Logically, if fracture is a causal factor that increases mortality risk, then treatment of patients with a fracture should reduce mortality risk. That is exactly what we have seen. More than 10 years ago, Lyles and colleagues showed that osteoporotic patients on zoledronic acid had a 28 per cent lower risk of all-cause mortality compared to those on placebo, which was confirmed by a subsequent re-analysis that adjusted for baseline fracture risk.

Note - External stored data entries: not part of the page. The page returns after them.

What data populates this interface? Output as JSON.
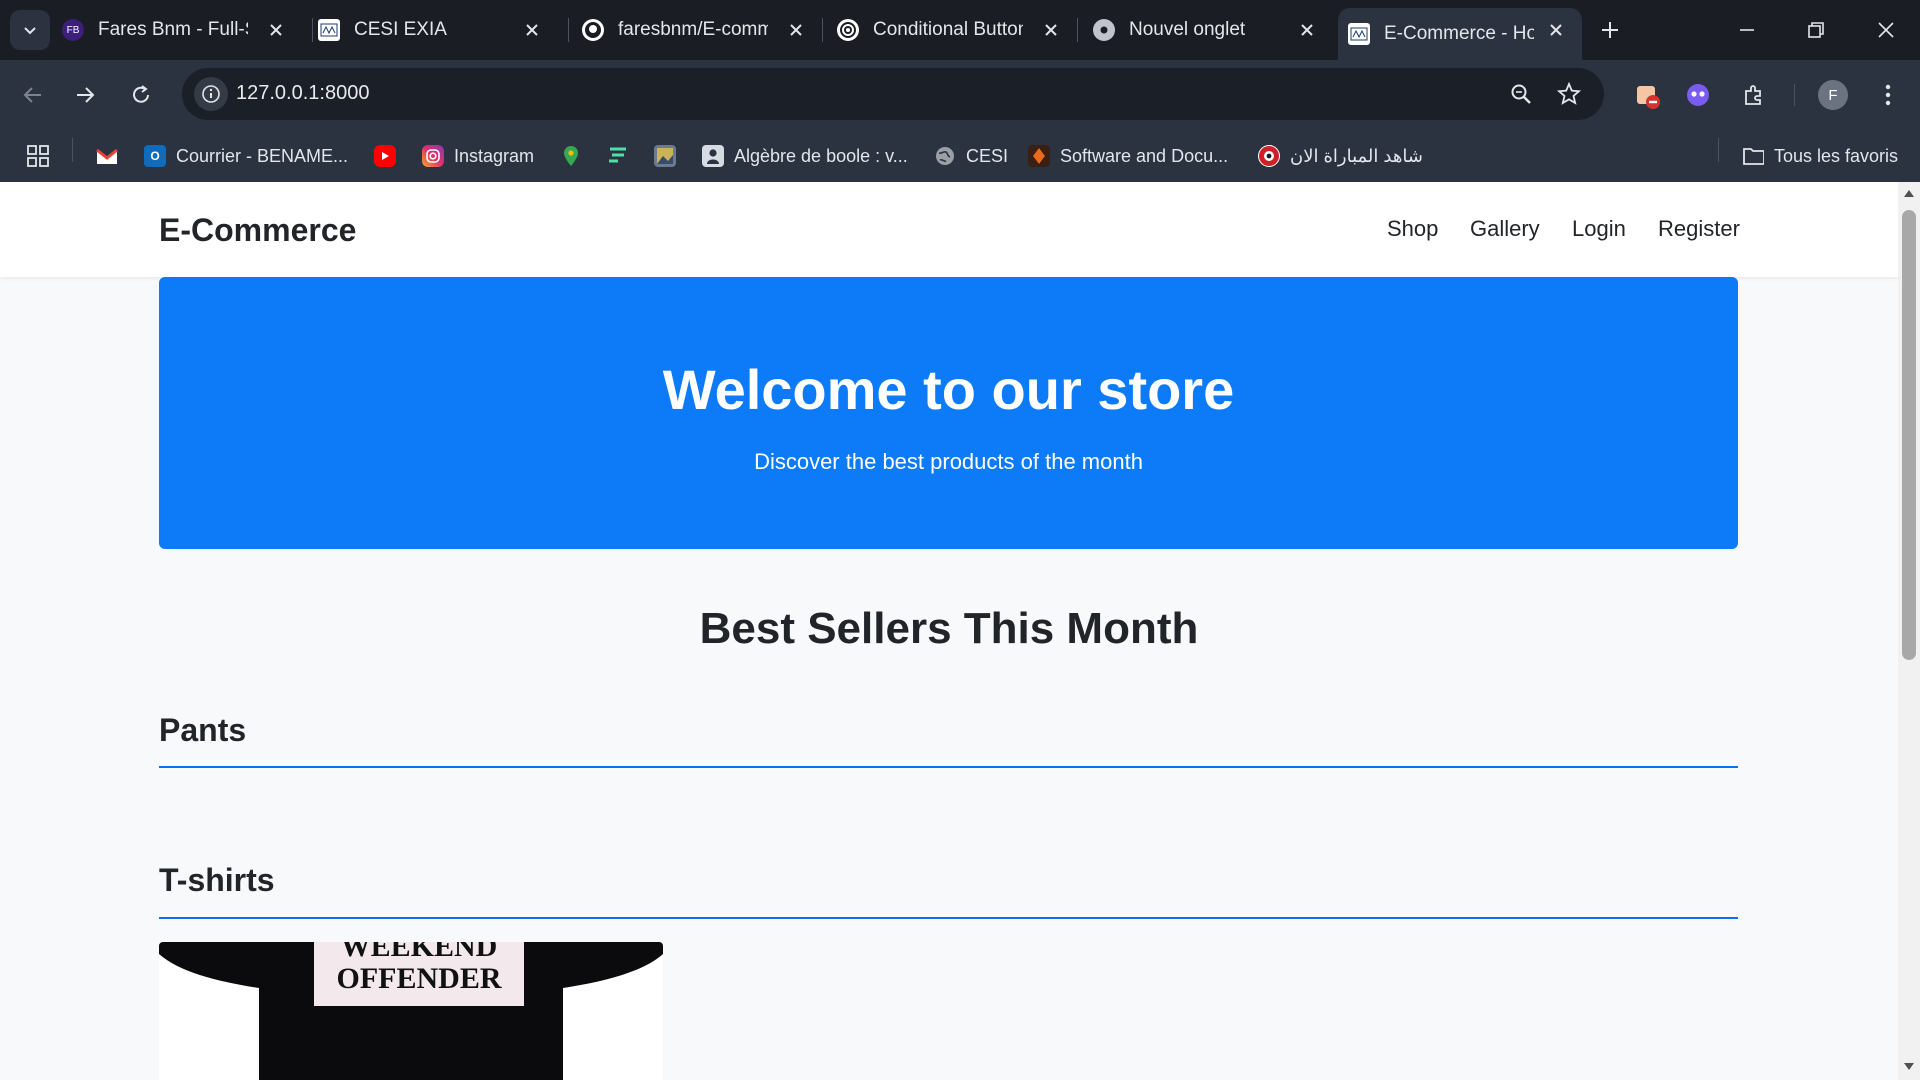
{
  "browser": {
    "tabs": [
      {
        "title": "Fares Bnm - Full-St",
        "icon": "fb-logo-icon",
        "color": "#3b1f7a"
      },
      {
        "title": "CESI EXIA",
        "icon": "cesi-icon",
        "color": "#ffffff"
      },
      {
        "title": "faresbnm/E-comm",
        "icon": "github-icon",
        "color": "#ffffff"
      },
      {
        "title": "Conditional Button",
        "icon": "openai-icon",
        "color": "#ffffff"
      },
      {
        "title": "Nouvel onglet",
        "icon": "chrome-icon",
        "color": "#ffffff"
      },
      {
        "title": "E-Commerce - Hor",
        "icon": "cesi-icon",
        "color": "#ffffff",
        "active": true
      }
    ],
    "url": "127.0.0.1:8000",
    "bookmarks": [
      {
        "label": "",
        "icon": "gmail-icon"
      },
      {
        "label": "Courrier - BENAME...",
        "icon": "outlook-icon"
      },
      {
        "label": "",
        "icon": "youtube-icon"
      },
      {
        "label": "Instagram",
        "icon": "instagram-icon"
      },
      {
        "label": "",
        "icon": "maps-icon"
      },
      {
        "label": "",
        "icon": "frame-icon"
      },
      {
        "label": "",
        "icon": "photo-icon"
      },
      {
        "label": "Algèbre de boole : v...",
        "icon": "doc-icon"
      },
      {
        "label": "CESI",
        "icon": "globe-icon"
      },
      {
        "label": "Software and Docu...",
        "icon": "software-icon"
      },
      {
        "label": "شاهد المباراة الان",
        "icon": "soccer-icon"
      }
    ],
    "all_bookmarks": "Tous les favoris",
    "profile_initial": "F",
    "accent": "#0d7bf7"
  },
  "site": {
    "brand": "E-Commerce",
    "nav": [
      "Shop",
      "Gallery",
      "Login",
      "Register"
    ],
    "hero_title": "Welcome to our store",
    "hero_subtitle": "Discover the best products of the month",
    "section_title": "Best Sellers This Month",
    "categories": [
      "Pants",
      "T-shirts"
    ],
    "product_print": [
      "WEEKEND",
      "OFFENDER"
    ]
  }
}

The beneficial effect of zoledronic acid on mortality was further observed in a recent study, in which osteopenic patients with a fracture on zoledronic acid had a lower risk of mortality (average relative risk reduction of 35 per cent) than those on placebo, although the difference did not reach the conventional statistical significance.
Nevertheless, the effect of bisphosphonates on mortality is still a point of contention. In a recent meta-analysis, Cummings and colleagues found that bisphosphonate treatment was not associated with reduced overall mortality risk.
In summary, a fragility fracture is clearly associated with an increased risk of mortality. Although fracture per se is not considered a causal factor for mortality, patients with a fracture – with all else being equal – have reduced life expectancy, and that fact alone, is good enough to classify osteoporotic fracture as a public health problem.
The association between fracture and mortality also has an implication for risk communication. While it is relevant to inform patients about the risk of sustaining a fracture, it is more important to convey the risk of mortality once a fracture has occurred.
Professor Tuan V. Nguyen, Garvan Institute of Medical Research, Sydney, Australia.